As tarefas do dia a dia, feitas em privado
As tarefas que os pesquisadores mais usam, todas rodando localmente:
- Comprimir para submeter. Os portais de periódicos adoram limitar o tamanho dos arquivos. Comprima um PDF até o limite sem antes enviar seu manuscrito inédito a um serviço de compressão.
- Tornar uma digitalização pesquisável. Uma referência antiga ou uma figura digitalizada é apenas uma imagem até você rodar o OCR, que adiciona uma verdadeira camada de texto para que você possa pesquisar e citar. A digitalização nunca sai da sua máquina.

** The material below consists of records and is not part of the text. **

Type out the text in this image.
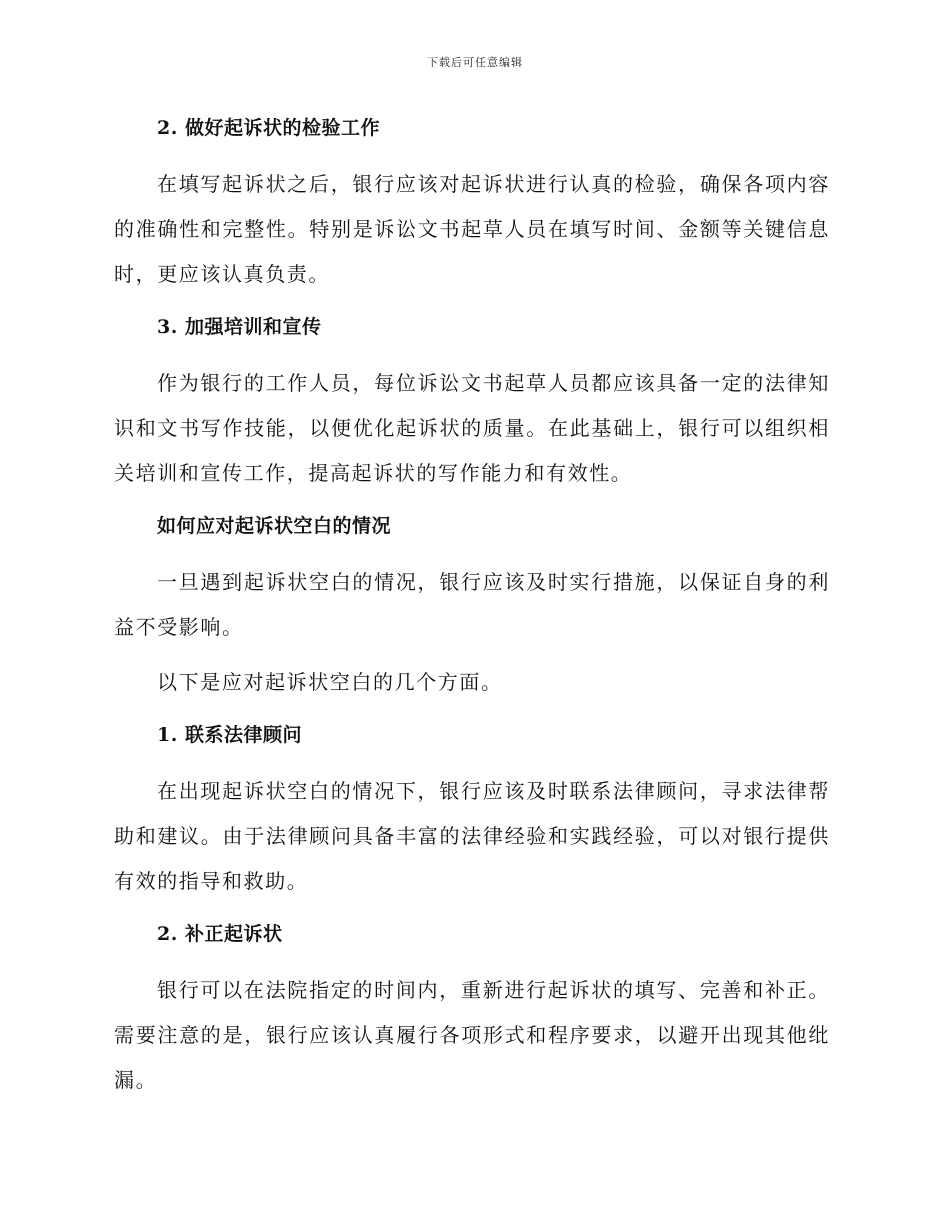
下载后可任意编辑
2. 做好起诉状的检验工作

在填写起诉状之后，银行应该对起诉状进行认真的检验，确保各项内容的准确性和完整性。特别是诉讼文书起草人员在填写时间、金额等关键信息时，更应该认真负责。

3. 加强培训和宣传

作为银行的工作人员，每位诉讼文书起草人员都应该具备一定的法律知识和文书写作技能，以便优化起诉状的质量。在此基础上，银行可以组织相关培训和宣传工作，提高起诉状的写作能力和有效性。

如何应对起诉状空白的情况

一旦遇到起诉状空白的情况，银行应该及时实行措施，以保证自身的利益不受影响。

以下是应对起诉状空白的几个方面。

1. 联系法律顾问

在出现起诉状空白的情况下，银行应该及时联系法律顾问，寻求法律帮助和建议。由于法律顾问具备丰富的法律经验和实践经验，可以对银行提供有效的指导和救助。

2. 补正起诉状

银行可以在法院指定的时间内，重新进行起诉状的填写、完善和补正。需要注意的是，银行应该认真履行各项形式和程序要求，以避开出现其他纰漏。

- Extrair citações e dados. Precisa da redação exata ou dos números de uma fonte? Extraia o texto em vez de redigitar, localmente.
- Montar o documento final. Junte o manuscrito, as figuras e o material suplementar num só arquivo para a submissão.
- Bloquear um rascunho antes de compartilhar. Vai enviar um rascunho sensível a um coautor? Proteja-o com senha e envie a chave por outro canal.
Uma observação sobre metadados
Algo que merece a atenção do pesquisador: os PDFs carregam metadados ocultos, incluindo nomes de autores, detalhes do software e, às vezes, histórico de revisões. Para a revisão duplo-cega isso importa, porque um manuscrito que traz o seu nome nas propriedades não é realmente cego. É um motivo para ter cuidado com o que está embutido num arquivo antes de submetê-lo, e um motivo para preferir ferramentas que não acrescentem rastros próprios por cima.
Por que isso combina com o jeito como a pesquisa já funciona
Pesquisadores são treinados para documentar a procedência, seguir protocolos e não cortar caminho com os dados. Uma ferramenta que envia seus arquivos sem avisar vai contra tudo isso. Uma que faz o trabalho na sua própria máquina se encaixa. Você mantém a custódia do documento do início ao fim, que é exatamente o que seus acordos, suas aprovações de ética e seus próprios padrões já exigem de você.
Da próxima vez que precisar comprimir um manuscrito ou fazer OCR de uma referência, não terá de escolher entre concluir a tarefa e cumprir sua palavra. Abra as ferramentas de PDF, faça o trabalho no navegador, e o arquivo fica exatamente onde deveria estar: com você.